Yields on Government securities touched new lows yet again, with the benchmark 10-year paper closing at 6.11 per cent in the liquidity-flush debt market.

In the absence of credit offtake and lending restrictions in the inter-bank call money market, cash-flooded banks have pumped in huge amounts into the G-secs markets, according to banking analysts.

"With almost five days of a uni-directional movement in the yields southwards, we are awaiting a cut in the bank rate and repo rate, in the absence of which these benchmark rates may soon become irrelevant," said the head of a primary dealer, the market makers in the market.

Some debt market dealers expressed concern over the `rapidly falling yields'. But they believe this will be a temporary phenomenon, led by the heavy liquidity in the system.

G-sec prices rose sharply by 0.50-1.50 paise. The 10-year benchmark paper, the 7.40 per cent 2012 paper, closed at a yield of 6.11 per cent and a price of Rs 109.05, after opening at Rs 108.45 and a yield of 6.19 per cent.

On the longer-end of the spectrum, the prices moved up more significantly, as prices move in tandem with the maturity of the instrument.
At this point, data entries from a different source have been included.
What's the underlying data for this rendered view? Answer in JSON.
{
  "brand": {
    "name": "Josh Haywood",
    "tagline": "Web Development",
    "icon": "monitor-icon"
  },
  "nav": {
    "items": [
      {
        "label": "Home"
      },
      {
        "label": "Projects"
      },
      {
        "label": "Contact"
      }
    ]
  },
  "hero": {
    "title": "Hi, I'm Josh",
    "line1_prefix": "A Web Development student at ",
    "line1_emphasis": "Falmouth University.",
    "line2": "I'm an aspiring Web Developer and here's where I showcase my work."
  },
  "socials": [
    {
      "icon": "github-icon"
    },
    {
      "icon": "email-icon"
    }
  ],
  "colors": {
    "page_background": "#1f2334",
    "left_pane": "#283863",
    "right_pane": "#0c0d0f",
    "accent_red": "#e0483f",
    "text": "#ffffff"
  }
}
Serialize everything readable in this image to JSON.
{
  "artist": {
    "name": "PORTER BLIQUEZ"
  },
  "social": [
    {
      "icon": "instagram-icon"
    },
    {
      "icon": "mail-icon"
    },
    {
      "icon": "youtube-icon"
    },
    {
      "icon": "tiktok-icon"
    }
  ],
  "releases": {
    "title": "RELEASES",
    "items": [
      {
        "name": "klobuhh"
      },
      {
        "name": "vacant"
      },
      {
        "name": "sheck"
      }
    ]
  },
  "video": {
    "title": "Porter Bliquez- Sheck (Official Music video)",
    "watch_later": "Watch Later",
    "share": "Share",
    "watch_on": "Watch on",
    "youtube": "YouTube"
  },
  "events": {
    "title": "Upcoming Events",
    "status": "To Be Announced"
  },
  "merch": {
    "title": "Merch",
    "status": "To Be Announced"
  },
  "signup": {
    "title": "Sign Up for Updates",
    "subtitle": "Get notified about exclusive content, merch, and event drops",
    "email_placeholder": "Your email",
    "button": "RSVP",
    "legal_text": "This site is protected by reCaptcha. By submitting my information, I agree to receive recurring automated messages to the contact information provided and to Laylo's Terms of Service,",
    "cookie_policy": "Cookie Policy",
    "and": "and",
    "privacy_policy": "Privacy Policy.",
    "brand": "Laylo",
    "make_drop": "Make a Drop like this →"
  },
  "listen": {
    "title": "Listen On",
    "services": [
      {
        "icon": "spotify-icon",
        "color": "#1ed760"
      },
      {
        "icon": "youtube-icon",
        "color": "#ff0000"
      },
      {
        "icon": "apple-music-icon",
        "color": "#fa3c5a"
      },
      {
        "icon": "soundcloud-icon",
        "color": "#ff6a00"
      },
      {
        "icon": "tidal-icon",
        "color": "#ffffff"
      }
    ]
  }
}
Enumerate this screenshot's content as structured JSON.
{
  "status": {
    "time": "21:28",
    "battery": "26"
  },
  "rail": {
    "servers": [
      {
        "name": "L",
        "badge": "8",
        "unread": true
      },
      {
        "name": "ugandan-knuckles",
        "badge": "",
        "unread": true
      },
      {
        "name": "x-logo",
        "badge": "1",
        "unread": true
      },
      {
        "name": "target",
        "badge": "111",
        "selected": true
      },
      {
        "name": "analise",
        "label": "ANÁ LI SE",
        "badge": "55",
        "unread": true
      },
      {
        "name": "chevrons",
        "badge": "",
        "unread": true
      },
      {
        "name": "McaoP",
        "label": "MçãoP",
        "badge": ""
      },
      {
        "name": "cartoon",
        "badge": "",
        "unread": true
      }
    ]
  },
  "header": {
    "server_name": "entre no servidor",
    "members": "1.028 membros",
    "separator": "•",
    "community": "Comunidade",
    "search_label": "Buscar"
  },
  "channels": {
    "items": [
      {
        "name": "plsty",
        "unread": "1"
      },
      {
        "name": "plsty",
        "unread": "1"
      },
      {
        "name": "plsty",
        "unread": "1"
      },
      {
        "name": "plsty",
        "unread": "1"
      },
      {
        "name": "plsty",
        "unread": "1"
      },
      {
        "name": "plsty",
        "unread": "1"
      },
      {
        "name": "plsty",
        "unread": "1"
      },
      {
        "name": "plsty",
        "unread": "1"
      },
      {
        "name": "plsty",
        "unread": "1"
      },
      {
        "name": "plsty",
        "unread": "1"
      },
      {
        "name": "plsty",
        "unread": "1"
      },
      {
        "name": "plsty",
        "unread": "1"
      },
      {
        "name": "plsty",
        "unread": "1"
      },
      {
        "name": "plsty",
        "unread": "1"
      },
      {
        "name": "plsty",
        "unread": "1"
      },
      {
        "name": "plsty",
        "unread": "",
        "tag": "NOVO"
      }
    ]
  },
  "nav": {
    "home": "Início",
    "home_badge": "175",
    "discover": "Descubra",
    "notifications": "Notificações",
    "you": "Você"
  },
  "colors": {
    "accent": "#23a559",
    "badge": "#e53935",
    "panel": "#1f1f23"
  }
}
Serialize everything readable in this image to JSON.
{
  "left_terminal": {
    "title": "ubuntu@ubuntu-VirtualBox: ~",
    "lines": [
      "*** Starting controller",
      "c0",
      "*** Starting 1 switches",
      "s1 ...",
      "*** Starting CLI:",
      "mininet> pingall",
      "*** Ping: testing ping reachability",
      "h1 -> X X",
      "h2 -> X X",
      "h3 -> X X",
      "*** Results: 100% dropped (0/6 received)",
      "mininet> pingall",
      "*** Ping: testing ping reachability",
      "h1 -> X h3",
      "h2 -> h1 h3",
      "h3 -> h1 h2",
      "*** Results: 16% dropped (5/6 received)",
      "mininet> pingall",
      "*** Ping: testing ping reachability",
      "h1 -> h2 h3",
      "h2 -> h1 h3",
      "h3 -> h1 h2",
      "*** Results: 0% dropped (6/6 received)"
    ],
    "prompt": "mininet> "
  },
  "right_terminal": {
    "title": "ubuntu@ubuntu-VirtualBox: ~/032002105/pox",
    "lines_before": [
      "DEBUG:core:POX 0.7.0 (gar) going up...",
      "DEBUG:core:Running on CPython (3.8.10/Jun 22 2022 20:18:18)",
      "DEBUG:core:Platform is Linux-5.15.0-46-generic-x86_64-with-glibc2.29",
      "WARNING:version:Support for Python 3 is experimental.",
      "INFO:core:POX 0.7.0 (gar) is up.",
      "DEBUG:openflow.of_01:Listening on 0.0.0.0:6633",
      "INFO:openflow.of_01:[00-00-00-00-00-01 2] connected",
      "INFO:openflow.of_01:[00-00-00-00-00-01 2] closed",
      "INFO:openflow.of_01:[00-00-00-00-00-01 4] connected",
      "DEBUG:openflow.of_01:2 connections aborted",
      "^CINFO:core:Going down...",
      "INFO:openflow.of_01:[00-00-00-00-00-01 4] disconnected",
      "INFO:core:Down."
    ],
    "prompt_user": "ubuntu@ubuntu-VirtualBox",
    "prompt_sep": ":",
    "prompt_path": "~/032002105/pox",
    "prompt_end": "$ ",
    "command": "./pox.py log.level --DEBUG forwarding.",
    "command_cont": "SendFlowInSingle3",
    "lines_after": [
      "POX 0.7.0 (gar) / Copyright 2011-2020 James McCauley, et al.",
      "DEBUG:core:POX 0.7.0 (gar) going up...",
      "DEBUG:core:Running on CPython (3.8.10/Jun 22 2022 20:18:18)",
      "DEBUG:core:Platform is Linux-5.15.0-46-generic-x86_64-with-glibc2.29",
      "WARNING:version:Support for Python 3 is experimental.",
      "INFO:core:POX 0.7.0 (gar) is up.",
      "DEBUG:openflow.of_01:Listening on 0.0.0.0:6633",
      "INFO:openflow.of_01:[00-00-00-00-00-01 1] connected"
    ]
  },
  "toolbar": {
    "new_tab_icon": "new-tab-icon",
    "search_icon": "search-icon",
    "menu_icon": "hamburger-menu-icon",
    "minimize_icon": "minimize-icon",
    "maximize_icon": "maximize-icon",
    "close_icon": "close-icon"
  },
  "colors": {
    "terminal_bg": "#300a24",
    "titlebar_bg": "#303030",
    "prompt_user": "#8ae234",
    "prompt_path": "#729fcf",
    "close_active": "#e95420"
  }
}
The 8.07 per cent 2017 paper closed Rs 1.20 paise higher at Rs 116.60 and a yield of 6.27 per cent after opening at Rs 115.39 and yield of 6.41 per cent.

In the inter-bank call money market, the call rates were observed to be in the 5.60-5.70 per cent levels, with the liquidity remaining quite comfortable.

In the liquidity adjustment facility, RBI, the provider and absorber of liquidity in this market, absorbed liquidity to the extent of Rs 1,620 crore through eight bids in the one-day repo auction and Rs 1,070 crore through five bids in the 14-day repo auction at the repo rate of 5.50 per cent.